Бедная миссис Никльби, которая никогда не отличалась ясностью ума, а теперь, после недавних перемен в денежных делах, пребывала в крайнем замешательстве, не дала никакого ответа на этот серьезный упрек и воскликнула из-за носового платка, что ни за что бы она этому не поверила, тем самым весьма искусно заставив слушателей предполагать, что она этому верит.

— Если бы он встретился мне на пути, мой долг, мой прямой долг — отдать его в руки правосудия, — продолжал Ральф. — Другой линии поведения я как человек, знающий жизнь, и как делец не мог бы избрать. И, однако, — продолжал Ральф очень внушительно, посматривая украдкой, но зорко на Кэт, — однако, я бы этого не сделал. Я бы пощадил чувства его… его сестры… и, разумеется, его матери, — добавил Ральф, как бы спохватившись, но уже не столь выразительно.

Кэт прекрасно поняла, что ей указали на еще одно основание молчать о событиях прошлого вечера. Она невольно посмотрела на Ральфа, когда тот замолчал, но он отвел глаза в сторону и на секунду как будто совсем забыл о ее присутствии.

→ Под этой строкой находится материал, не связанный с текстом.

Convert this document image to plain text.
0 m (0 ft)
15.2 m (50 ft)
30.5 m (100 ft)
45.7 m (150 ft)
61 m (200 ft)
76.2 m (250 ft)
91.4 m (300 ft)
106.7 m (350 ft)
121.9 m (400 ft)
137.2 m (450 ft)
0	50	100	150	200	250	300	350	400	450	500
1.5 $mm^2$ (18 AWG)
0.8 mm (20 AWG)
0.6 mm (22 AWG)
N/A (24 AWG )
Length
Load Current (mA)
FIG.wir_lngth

— Все вкупе, — заговорил Ральф после долгого молчания, нарушаемого только всхлипываниями мисс Никльби, — все вкупе доказывает правдивость этого письма, даже если бы была какая-нибудь возможность его оспаривать. Разве невинный человек бежит с глаз честных людей и бог знает где скрывается, словно находящийся вне закона? Разве невинный человек сманивает безродных бродяг и рыщет с ними по стране, как грабитель? Нападение, буйство, кража — как вы это назовете?

— Ложью! — раздался голос. Дверь распахнулась, и в комнату вбежал Николас. В первый момент Ральф от удивления и, быть может, от испуга вскочил и попятился на несколько шагов, застигнутый врасплох этим неожиданным появлением. Через секунду он уже стоял неподвижно и невозмутимо, сложив руки и хмуро глядя на племянника, в то время как Кэт и мисс Ла-Криви бросились между ними, чтобы предотвратить драку, чего заставляло опасаться страшное возбуждение Николаса.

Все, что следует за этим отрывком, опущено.